L’étude de Colombe sur les lettres qu’a écrites Jacob à sa mère depuis l’enfer guyanais permettra à coup sûr d’ouvrir d’intéressantes perspectives. Alexandre Jacob, voleur génial et anarchiste, bagnard parmi les plus récalcitrants, épistolaire infatigable, devient de la sorte un écrivain, ou plutôt un écrivant … ou plutôt les deux à la fois. Colombe a bien voulu, pour le Jacoblog, nous livrer quelques éléments de son analyse et répondre à nos dix questions. Mais qu’elle se rassure, nous aussi, nous ne détestons pas Arsène Lupin. Bien au contraire. Mais c’est l’amalgame avec l’honnête cambrioleur, cette insidieuse lupinose qui déforme et reconstruit la réalité, que nous réfutons.
1) Comment en es-tu arrivée à t’intéresser à Alexandre Jacob, à t’engager ensuite dans l’élaboration d’un mémoire de master en Lettres modernes sur cet honnête cambrioleur ?
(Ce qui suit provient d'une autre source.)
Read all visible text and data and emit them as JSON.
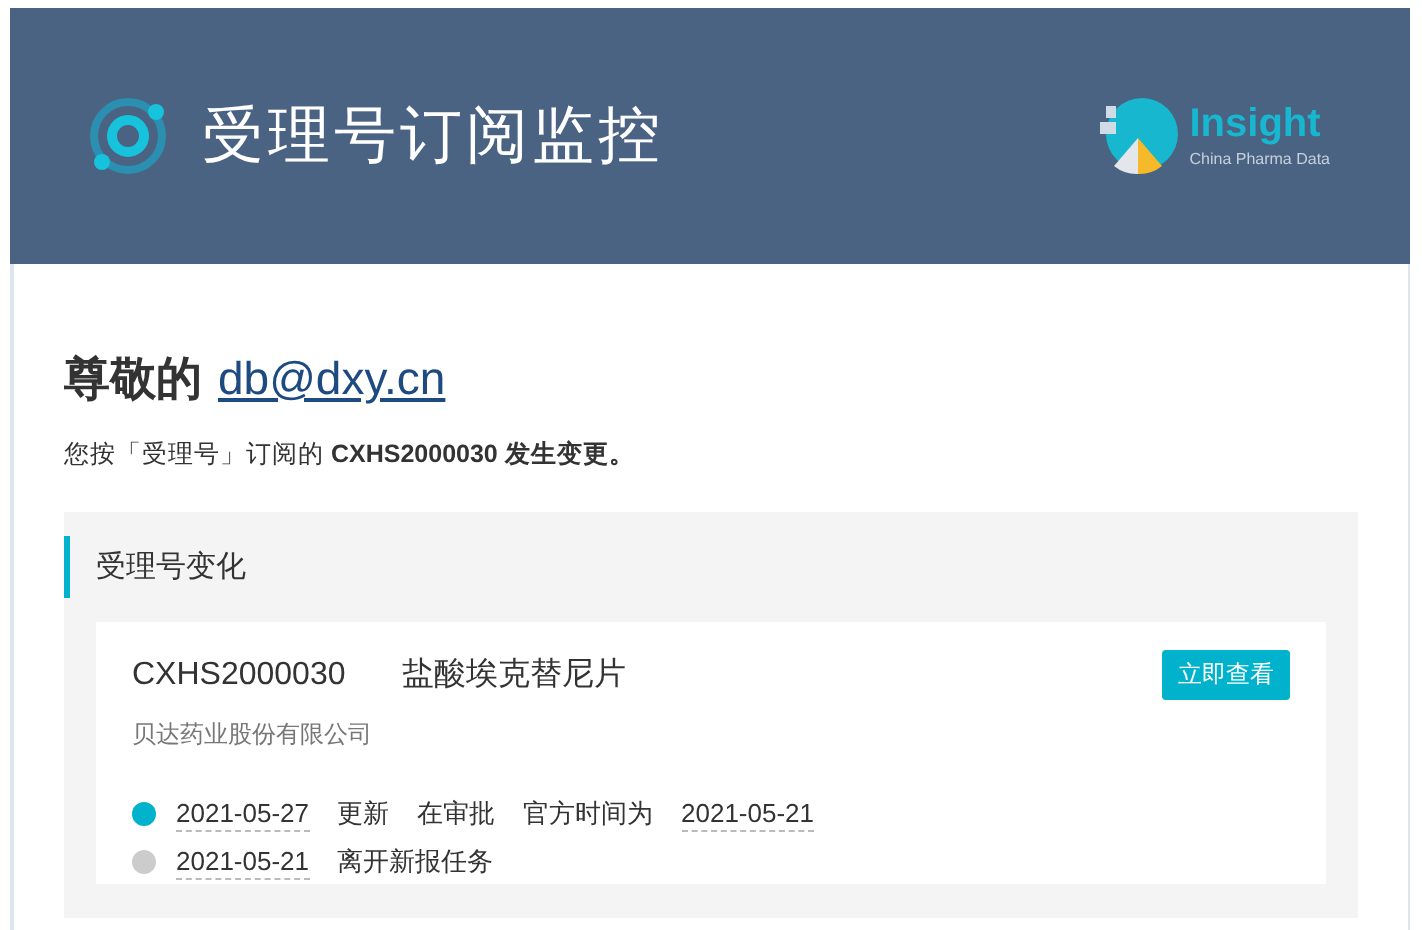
{
  "header": {
    "title": "受理号订阅监控",
    "brand": {
      "name": "Insight",
      "tagline": "China Pharma Data"
    }
  },
  "greeting": {
    "label": "尊敬的",
    "email": "db@dxy.cn"
  },
  "intro": "您按「受理号」订阅的 **CXHS2000030 发生变更。**",
  "section": {
    "title": "受理号变化",
    "card": {
      "number": "CXHS2000030",
      "drug": "盐酸埃克替尼片",
      "company": "贝达药业股份有限公司",
      "button": "立即查看",
      "events": [
        {
          "color": "#00b2cc",
          "parts": [
            {
              "kind": "date",
              "text": "2021-05-27"
            },
            {
              "kind": "text",
              "text": "更新"
            },
            {
              "kind": "text",
              "text": "在审批"
            },
            {
              "kind": "text",
              "text": "官方时间为"
            },
            {
              "kind": "date",
              "text": "2021-05-21"
            }
          ]
        },
        {
          "color": "#cccccc",
          "parts": [
            {
              "kind": "date",
              "text": "2021-05-21"
            },
            {
              "kind": "text",
              "text": "离开新报任务"
            }
          ]
        }
      ]
    }
  }
}
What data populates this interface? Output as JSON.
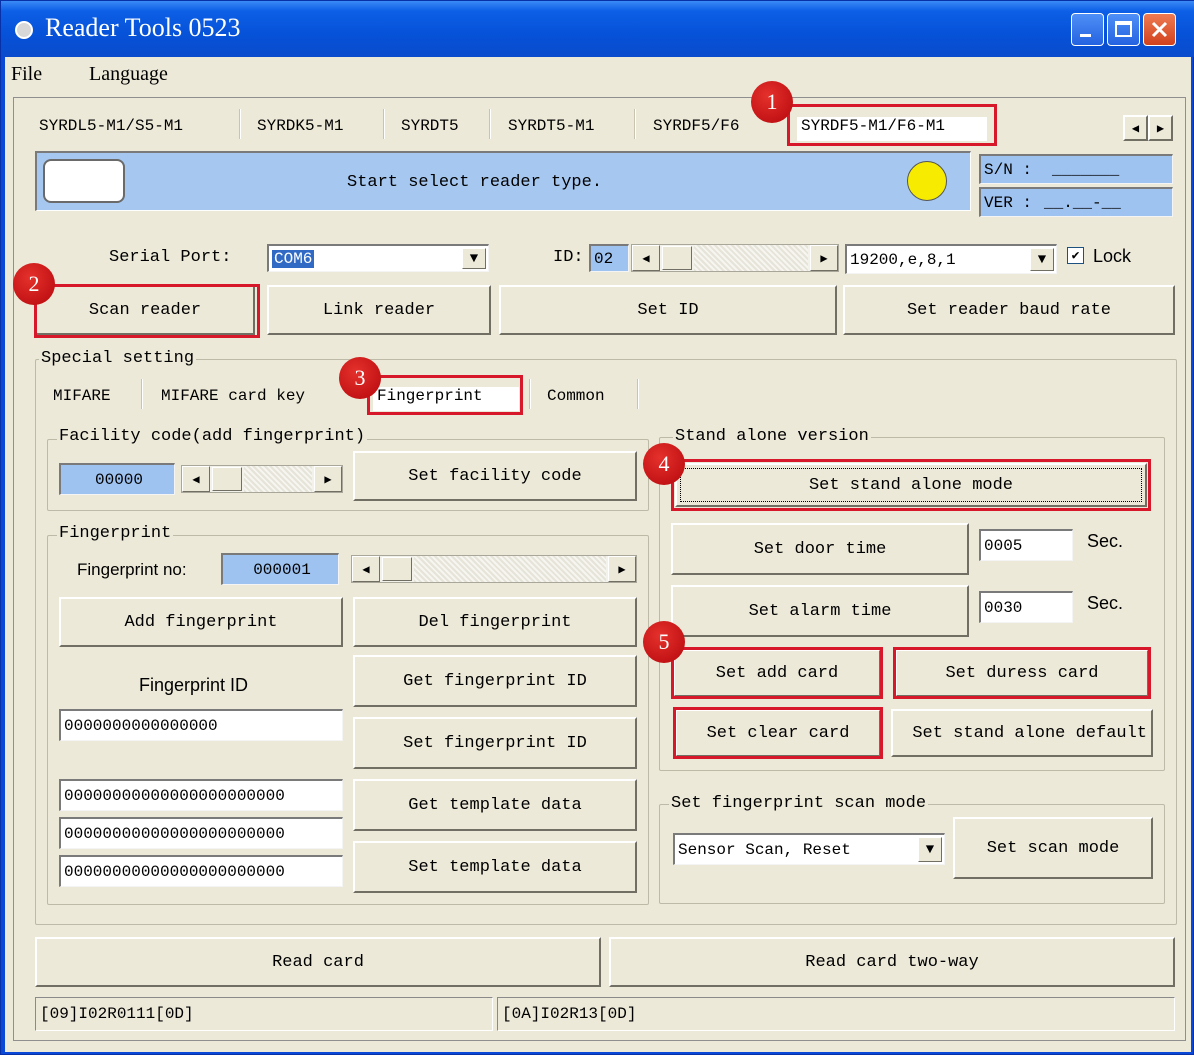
{
  "window": {
    "title": "Reader Tools 0523"
  },
  "menu": [
    "File",
    "Language"
  ],
  "reader_tabs": [
    "SYRDL5-M1/S5-M1",
    "SYRDK5-M1",
    "SYRDT5",
    "SYRDT5-M1",
    "SYRDF5/F6",
    "SYRDF5-M1/F6-M1"
  ],
  "status_panel": {
    "message": "Start select reader type.",
    "indicator_color": "#f7ec00",
    "sn_label": "S/N :",
    "sn_value": "_______",
    "ver_label": "VER :",
    "ver_value": "__.__-__"
  },
  "connection": {
    "serial_port_label": "Serial Port:",
    "serial_port_value": "COM6",
    "id_label": "ID:",
    "id_value": "02",
    "baud_value": "19200,e,8,1",
    "lock_label": "Lock",
    "lock_checked": true,
    "scan_reader": "Scan reader",
    "link_reader": "Link reader",
    "set_id": "Set ID",
    "set_baud": "Set reader baud rate"
  },
  "special": {
    "title": "Special setting",
    "tabs": [
      "MIFARE",
      "MIFARE card key",
      "Fingerprint",
      "Common"
    ],
    "selected_tab": "Fingerprint"
  },
  "facility": {
    "title": "Facility code(add fingerprint)",
    "value": "00000",
    "set_button": "Set facility code"
  },
  "fingerprint": {
    "title": "Fingerprint",
    "no_label": "Fingerprint no:",
    "no_value": "000001",
    "add_button": "Add fingerprint",
    "del_button": "Del fingerprint",
    "id_label": "Fingerprint ID",
    "get_id_button": "Get fingerprint ID",
    "id_value": "0000000000000000",
    "set_id_button": "Set fingerprint ID",
    "template_fields": [
      "00000000000000000000000",
      "00000000000000000000000",
      "00000000000000000000000"
    ],
    "get_template_button": "Get template data",
    "set_template_button": "Set template data"
  },
  "standalone": {
    "title": "Stand alone version",
    "set_mode_button": "Set stand alone mode",
    "set_door_time_button": "Set door time",
    "door_time_value": "0005",
    "alarm_time_value": "0030",
    "sec_label": "Sec.",
    "set_alarm_time_button": "Set alarm time",
    "set_add_card_button": "Set add card",
    "set_duress_card_button": "Set duress card",
    "set_clear_card_button": "Set clear card",
    "set_default_button": "Set stand alone default"
  },
  "scan_mode": {
    "title": "Set fingerprint scan mode",
    "value": "Sensor Scan, Reset",
    "set_button": "Set scan mode"
  },
  "bottom": {
    "read_card": "Read card",
    "read_card_two_way": "Read card two-way",
    "status_left": "[09]I02R0111[0D]",
    "status_right": "[0A]I02R13[0D]"
  },
  "annotations": [
    "1",
    "2",
    "3",
    "4",
    "5"
  ],
  "colors": {
    "highlight": "#d7172a",
    "blue_field": "#9ec3f1",
    "title_bar": "#0652d8"
  }
}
J’ai découvert Alexandre Jacob et ses écrits en lisant le premier numéro d’une (très bonne) revue, Z, qui proposait au printemps 2009 un dossier sur le monde pénitentiaire français, notamment dans les nouvelles formes que peut prendre le parc carcéral (type établissements pour mineurs). En épigraphe d’un des articles, puis dans le corps même du texte, plusieurs citations d’un certain Alexandre Marius Jacob – le nom m’a plu – extraites de l’anthologie Extermination à la française. Que je m’empresse de commander sur Internet, que je lis avec plaisir, en me disant d’une part que c’est extrêmement bien écrit, d’autre part que les références littéraires sont non seulement nombreuses, mais aussi particulièrement intéressantes. Je me procure donc la version intégrale des Écrits, parue chez l’Insomniaque, et je continue ma lecture. C’était au mois de juin 2009, alors que ma troisième année de licence se terminait et que j’envisageai sans conviction de poursuivre mes études en master de lettres modernes, section recherche. Assez vite, il m’est venu à l’esprit que je pourrais choisir les écrits de Jacob comme corpus d’étude, une idée que j’ai cru devoir nuancer étant donné le caractère « non littéraire » des textes – ils n’ont en effet pas été produits par un écrivain, donc ils n’appartiennent pas tout à fait à la sphère de la littérature… J’ai d’abord pensé à intégrer les lettres et/ou les récits de Jacob à un corpus plus large, qui contiendrait les lettres de Dashiell Hammett ou du marquis de Sade lorsqu’ils étaient incarcérés ; mais j’ai compris que cela aurait manqué de cohérence. J’ai parlé à un professeur, Yvan Leclerc, de la correspondance de Jacob et de mon envie de l’étudier pour ce master ; le sujet était viable selon lui. Pour résumer et conclure donc, c’est la prose de Jacob, ses qualités et l’intérêt qu’elle a suscité pour moi qui m’ont donné envie de m’y plonger durant deux années de recherche – le master de lettres modernes se faisant en deux années, la première pour la préparation, la seconde pour la rédaction du mémoire.
2) Les lettres, celles de Jacob à sa mère, celles de Monsieur X à Madame Y, ou encore celle de Madame X à Monsieur Y, sont-elles justement de la littérature ? La pratique épistolaire constitue-t-elle en fin de compte un champ nouveau pour la recherche universitaire ?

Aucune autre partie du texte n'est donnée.